La semaine de quatre jours payée cinq, c’est une si mauvaise idée?
Marco Taddei
(CONTRE): Une idée dans l’air du temps. À l’Union patronale suisse, nous n’avons pas d’a priori positif ou négatif contre ce modèle. Pour autant, il ne doit pas se transformer en miroir aux alouettes. Avec une condition sine qua non: ne pas en faire une généralité. La semaine de quatre jours ne doit donc ni être ancrée dans la loi, ni être imposée aux entreprises. De plus, tant l’employeur que l’employé doivent y trouver leur compte.

Pour l’employeur, quel est le frein principal?
Éviter une perte de productivité. Travailler quatre jours au lieu de cinq, pour le même salaire, implique ipso facto une réduction de productivité de 20%. Combler cette perte ne va pas de soi. Les contraintes de mise en œuvre ne doivent pas être sous-estimées. Ce n’est pas un slogan qui s’applique à toutes les entreprises sans distinction. La banque n’est pas l’industrie ou la construction.
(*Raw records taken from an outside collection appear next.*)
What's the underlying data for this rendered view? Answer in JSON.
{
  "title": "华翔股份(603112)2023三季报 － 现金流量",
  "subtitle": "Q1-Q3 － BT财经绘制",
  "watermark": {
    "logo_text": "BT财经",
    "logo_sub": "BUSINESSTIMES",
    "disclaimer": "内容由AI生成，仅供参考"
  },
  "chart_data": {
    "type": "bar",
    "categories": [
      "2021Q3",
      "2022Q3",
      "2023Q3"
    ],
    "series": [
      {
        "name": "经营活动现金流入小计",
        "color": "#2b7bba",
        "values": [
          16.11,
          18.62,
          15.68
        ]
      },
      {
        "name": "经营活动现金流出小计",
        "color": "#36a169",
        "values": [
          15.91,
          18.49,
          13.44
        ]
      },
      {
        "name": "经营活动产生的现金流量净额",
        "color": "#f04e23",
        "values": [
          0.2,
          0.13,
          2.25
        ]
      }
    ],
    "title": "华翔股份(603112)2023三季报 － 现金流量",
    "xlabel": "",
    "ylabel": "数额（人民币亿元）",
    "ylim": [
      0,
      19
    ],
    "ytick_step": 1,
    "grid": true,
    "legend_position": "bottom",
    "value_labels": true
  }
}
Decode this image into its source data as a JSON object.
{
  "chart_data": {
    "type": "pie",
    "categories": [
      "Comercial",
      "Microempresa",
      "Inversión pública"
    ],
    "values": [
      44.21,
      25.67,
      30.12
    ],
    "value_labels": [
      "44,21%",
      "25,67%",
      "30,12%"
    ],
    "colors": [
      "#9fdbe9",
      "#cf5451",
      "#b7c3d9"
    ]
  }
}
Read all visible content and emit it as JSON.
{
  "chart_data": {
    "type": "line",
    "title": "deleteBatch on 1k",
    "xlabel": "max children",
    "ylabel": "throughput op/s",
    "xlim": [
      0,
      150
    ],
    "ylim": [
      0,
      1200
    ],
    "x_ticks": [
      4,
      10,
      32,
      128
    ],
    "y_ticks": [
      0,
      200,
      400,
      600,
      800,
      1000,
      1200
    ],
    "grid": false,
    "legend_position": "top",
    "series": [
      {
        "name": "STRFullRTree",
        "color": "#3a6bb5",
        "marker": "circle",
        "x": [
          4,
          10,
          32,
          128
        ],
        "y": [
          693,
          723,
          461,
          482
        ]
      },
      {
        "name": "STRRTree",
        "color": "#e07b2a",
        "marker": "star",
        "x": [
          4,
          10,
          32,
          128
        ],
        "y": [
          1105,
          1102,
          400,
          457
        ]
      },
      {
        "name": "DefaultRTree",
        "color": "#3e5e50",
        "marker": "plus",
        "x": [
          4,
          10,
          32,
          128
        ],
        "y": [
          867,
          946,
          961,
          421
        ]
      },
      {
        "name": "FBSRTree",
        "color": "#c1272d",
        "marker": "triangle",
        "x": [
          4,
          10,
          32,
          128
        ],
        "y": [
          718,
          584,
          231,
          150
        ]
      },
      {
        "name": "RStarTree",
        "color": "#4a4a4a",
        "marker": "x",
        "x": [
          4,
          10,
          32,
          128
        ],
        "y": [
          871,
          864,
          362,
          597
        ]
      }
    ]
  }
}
La productivité individuelle n’augmente-t-elle pas avec le bien-être?
Un employé plus heureux au travail sera plus productif. Encore faut-il une bonne organisation, afin d’éviter une surcharge de travail. Si l’on a moins de temps pour effectuer les mêmes tâches, la semaine de quatre jours se traduira par des journées à rallonge, une augmentation des heures supplémentaires et un surcroît de stress. C’est la face cachée de ce modèle, contraire à sa finalité première. De plus, si le travail doit se faire plus rapidement, il ne faut pas non plus négliger une autre conséquence: la diminution des échanges informels entre collègues, essentiels à la productivité. Une discussion devant la machine à café peut aboutir à des idées géniales qui ne surgiraient pas forcément lors de la séance du lundi matin. 

D’autres pistes?
Le temps partiel. Cela concerne un tiers des actifs. C’est en grande partie motivé par la recherche d’un meilleur équilibre entre vie privée et vie professionnelle. Pour répondre à cette attente, les employeurs proposent aussi des horaires plus souples, ainsi que des aménagements permettant le télétravail.